- The Nature of the Beast (according to Susan McCarthy): I first met McCarthy via the Well, many years ago; later she sublet an office cube at Salon’s offices. She is a writer of deep knowledge and great wit; her specialty is writing about the ways of animals. This is her delightful new blog.
- Pentagon's Accounting Mess – Portfolio.com: Yet Another Federal Software Quagmire (cf. the IRS, the FBI, the FAA, etc.). An account of the Pentagon’s failure to upgrade its ancient mainframe-era accounting system; the tale unfolds in a building in Indianapolis the size of 28 football fields, and explains why the U.S. military cannot be audited. The Pentagon literally cannot tell you how much it has spent or what it has purchased. If you ran your family this way, they’d disown you.
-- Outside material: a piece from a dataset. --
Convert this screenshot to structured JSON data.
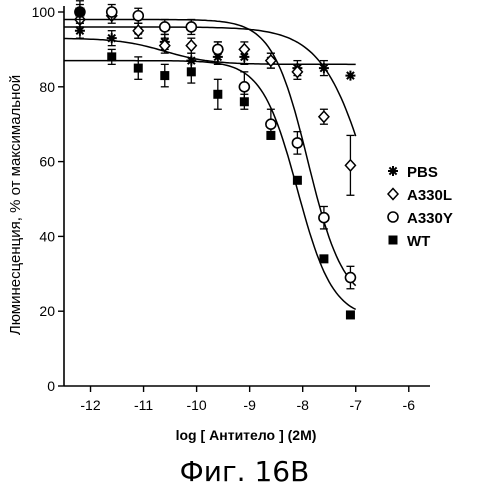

- How the White House lost 5 million e-mails — Farhad Manjoo: Another tale of “upgrade failure.” The punchline here is that the Bush White House abandoned a Clinton-era automatic archiving system in favor of a manual system.
- Race Is On to Advance Software for Chips — John Markoff: Stanford, Berkeley and University of Illinois all plan labs to experiment with better ways to write code for multicore processors.
- Pursuing the Next Level of Artificial Intelligence – New York Times: Profile of computer scientist and Bayesian expert Daphne Koller:
“I find it distressing that the view of the field is that you sit in your office by yourself surrounded by old pizza boxes and cans of Coke, hacking away at the bowels of the Windows operating system,” she said. “I spend most of my time thinking about things like how does a cell work or how do we understand images in the world around us?”
- ongoing · Multi-Inflection-Point Alert: Tim Bray essay suggesting that everything in the software world is changing at once.
- Esquire Interview with Vint Cerf: “Over a period of a hundred or a thousand years, the probability of maintaining continuity of the software to interpret the old stuff is probably close to zero. Where would you find a projector for an 8mm film these days? …” (Actually, it’s still quite possible to do transfers of 8mm film today. Analog is more forgiving than digital in this way.)